Correct Answer - Option 4 : \(\rm {_0^1 n}\)

CONCEPT: 

• Nuclear reactions are the processes in which one or more nuclides are produced from a collision between two atomic nuclei or one atomic nucleus and subatomic particle
• All the nuclear reactions must obey all kind of conservation laws like conservation of charge and mass 

EXPLANATION:

• The reaction between Aluminium and Helium is given by

\(\Rightarrow \rm{_{13}^{27}Al} \ + \ {_2^4He} \ \longrightarrow \ {_{15}^{30}P} \ + \ X\)

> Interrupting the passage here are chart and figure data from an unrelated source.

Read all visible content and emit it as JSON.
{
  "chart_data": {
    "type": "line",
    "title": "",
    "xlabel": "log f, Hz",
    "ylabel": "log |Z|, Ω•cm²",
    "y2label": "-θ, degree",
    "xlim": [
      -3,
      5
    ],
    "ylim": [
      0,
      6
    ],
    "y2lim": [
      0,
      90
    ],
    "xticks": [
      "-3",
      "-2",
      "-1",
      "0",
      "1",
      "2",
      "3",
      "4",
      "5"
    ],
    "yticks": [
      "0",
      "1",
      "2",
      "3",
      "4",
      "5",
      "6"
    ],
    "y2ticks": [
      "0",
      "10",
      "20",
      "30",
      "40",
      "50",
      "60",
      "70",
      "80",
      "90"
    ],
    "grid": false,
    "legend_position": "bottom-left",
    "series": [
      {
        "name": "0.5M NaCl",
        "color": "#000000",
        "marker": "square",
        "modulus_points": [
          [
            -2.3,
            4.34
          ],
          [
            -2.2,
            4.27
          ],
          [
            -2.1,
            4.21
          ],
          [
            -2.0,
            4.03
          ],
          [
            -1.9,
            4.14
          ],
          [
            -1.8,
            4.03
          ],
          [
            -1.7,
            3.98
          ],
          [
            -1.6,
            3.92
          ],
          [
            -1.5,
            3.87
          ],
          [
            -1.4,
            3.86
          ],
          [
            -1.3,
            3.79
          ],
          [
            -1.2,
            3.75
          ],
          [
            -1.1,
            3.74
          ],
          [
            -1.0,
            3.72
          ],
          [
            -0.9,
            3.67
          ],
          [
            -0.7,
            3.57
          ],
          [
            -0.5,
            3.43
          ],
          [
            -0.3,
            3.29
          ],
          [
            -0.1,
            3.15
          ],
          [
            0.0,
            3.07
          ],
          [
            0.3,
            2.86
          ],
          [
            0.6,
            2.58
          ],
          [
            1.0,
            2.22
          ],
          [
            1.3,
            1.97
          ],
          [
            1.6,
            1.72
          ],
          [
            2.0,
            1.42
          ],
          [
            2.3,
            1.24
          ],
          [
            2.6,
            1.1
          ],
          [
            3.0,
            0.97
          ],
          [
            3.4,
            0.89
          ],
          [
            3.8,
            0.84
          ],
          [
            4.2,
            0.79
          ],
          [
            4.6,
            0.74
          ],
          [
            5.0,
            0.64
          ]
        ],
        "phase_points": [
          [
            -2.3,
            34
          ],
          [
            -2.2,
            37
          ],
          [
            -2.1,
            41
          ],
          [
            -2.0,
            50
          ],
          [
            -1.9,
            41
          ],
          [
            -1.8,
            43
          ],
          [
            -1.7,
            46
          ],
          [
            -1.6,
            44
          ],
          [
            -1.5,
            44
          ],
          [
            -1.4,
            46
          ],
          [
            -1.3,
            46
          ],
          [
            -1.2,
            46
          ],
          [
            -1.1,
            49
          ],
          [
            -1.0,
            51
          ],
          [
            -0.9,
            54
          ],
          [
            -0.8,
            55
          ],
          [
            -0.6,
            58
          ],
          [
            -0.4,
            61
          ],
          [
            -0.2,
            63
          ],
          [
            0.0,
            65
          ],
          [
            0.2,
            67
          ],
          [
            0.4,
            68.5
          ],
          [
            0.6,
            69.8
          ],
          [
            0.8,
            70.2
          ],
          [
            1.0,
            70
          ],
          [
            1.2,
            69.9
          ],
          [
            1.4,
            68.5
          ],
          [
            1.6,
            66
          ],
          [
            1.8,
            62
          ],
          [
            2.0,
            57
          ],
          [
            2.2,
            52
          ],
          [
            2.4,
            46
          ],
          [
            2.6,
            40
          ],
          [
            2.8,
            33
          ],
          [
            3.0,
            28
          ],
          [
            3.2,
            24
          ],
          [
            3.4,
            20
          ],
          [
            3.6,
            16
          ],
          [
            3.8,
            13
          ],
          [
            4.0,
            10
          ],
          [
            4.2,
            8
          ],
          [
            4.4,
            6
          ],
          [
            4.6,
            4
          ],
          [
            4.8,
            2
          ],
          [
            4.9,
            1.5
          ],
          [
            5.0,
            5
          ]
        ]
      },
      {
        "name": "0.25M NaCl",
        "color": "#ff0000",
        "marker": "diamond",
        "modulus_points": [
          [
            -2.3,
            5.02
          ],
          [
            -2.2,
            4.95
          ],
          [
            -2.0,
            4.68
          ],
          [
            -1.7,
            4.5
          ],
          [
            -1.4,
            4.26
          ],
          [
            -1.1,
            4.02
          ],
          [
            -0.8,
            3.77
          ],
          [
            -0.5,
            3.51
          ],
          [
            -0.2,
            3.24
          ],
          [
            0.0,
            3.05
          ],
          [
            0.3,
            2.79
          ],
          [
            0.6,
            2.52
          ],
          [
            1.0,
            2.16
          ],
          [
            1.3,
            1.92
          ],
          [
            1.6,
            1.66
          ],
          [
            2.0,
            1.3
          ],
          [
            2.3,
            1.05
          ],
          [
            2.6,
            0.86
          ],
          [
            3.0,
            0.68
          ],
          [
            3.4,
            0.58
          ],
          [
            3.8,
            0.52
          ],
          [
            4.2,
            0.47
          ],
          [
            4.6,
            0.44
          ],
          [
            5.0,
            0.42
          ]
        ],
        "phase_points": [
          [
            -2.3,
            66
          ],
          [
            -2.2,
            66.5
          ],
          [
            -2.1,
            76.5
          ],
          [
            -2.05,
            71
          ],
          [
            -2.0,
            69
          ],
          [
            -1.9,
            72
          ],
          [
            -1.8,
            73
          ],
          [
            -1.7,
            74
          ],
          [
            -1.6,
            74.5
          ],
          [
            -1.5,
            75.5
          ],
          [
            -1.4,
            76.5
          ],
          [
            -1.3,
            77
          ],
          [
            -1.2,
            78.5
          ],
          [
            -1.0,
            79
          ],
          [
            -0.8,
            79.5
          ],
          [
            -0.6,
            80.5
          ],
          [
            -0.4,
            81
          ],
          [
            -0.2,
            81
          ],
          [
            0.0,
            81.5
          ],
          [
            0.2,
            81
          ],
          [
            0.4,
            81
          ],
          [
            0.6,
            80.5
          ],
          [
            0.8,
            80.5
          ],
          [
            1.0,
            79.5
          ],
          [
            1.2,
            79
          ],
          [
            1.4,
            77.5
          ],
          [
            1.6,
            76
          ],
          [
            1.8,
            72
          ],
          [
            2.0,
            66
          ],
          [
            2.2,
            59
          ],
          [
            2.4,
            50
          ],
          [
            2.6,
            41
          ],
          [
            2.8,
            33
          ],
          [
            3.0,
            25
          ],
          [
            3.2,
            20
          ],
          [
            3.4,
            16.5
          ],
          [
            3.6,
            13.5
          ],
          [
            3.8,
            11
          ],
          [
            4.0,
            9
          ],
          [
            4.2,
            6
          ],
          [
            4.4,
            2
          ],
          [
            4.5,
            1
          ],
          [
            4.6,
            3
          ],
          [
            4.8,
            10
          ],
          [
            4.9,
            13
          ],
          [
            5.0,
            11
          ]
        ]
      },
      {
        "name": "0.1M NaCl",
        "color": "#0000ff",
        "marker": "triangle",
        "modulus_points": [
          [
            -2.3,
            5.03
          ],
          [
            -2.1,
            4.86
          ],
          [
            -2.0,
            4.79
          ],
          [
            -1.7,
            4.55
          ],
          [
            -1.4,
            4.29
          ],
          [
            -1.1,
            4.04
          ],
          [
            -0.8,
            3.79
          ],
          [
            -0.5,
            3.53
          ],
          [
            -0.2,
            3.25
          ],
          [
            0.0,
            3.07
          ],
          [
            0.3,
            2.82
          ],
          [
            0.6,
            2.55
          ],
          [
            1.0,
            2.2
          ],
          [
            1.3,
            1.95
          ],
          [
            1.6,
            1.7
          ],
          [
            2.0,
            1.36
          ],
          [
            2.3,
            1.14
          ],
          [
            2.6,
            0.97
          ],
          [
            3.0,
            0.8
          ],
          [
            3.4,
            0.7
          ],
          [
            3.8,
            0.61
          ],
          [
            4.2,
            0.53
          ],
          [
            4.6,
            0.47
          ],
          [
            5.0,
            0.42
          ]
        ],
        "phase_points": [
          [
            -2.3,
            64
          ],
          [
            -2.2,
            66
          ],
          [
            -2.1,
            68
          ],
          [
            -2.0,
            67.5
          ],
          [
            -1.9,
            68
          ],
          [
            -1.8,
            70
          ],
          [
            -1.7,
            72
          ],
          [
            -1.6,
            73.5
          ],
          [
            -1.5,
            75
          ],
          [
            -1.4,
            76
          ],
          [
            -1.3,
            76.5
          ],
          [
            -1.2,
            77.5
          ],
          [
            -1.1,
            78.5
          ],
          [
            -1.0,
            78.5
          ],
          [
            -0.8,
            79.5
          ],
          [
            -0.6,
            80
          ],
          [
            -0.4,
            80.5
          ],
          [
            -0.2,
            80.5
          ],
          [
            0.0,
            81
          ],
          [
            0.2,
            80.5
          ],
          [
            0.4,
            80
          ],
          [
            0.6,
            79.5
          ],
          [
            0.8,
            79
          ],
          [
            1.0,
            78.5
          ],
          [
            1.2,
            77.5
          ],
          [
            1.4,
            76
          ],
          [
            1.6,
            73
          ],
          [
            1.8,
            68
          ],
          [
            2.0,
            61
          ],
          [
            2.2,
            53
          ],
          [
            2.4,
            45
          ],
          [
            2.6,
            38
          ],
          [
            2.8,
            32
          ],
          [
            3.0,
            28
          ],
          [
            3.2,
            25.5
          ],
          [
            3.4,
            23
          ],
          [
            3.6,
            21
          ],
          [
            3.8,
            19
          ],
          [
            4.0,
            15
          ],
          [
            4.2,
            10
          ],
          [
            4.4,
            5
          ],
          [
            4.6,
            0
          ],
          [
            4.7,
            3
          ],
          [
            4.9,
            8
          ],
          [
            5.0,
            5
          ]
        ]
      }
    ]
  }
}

• In an equation, the right-hand side of the equation is always equal to the left-hand side.
• The mass number and atomic number on the left side of the reaction is 

⇒ A = 27 + 4 = 31 

⇒ Z = 13 + 2 = 15

• The mass number and atomic number on the right side of the reaction is 

⇒ A = 30

⇒ Z = 15

• Right now the mass number is not the same on both sides and differ by 1, therefore in order to balance out the equation place 1n₀ in the equation.

\(\Rightarrow \rm{_{13}^{27}Al} \ + \ {_2^4He} \ \longrightarrow \ {_{15}^{30}P} \ + \ \rm {_0^1 n}\)

• Hence, option 4 is the answer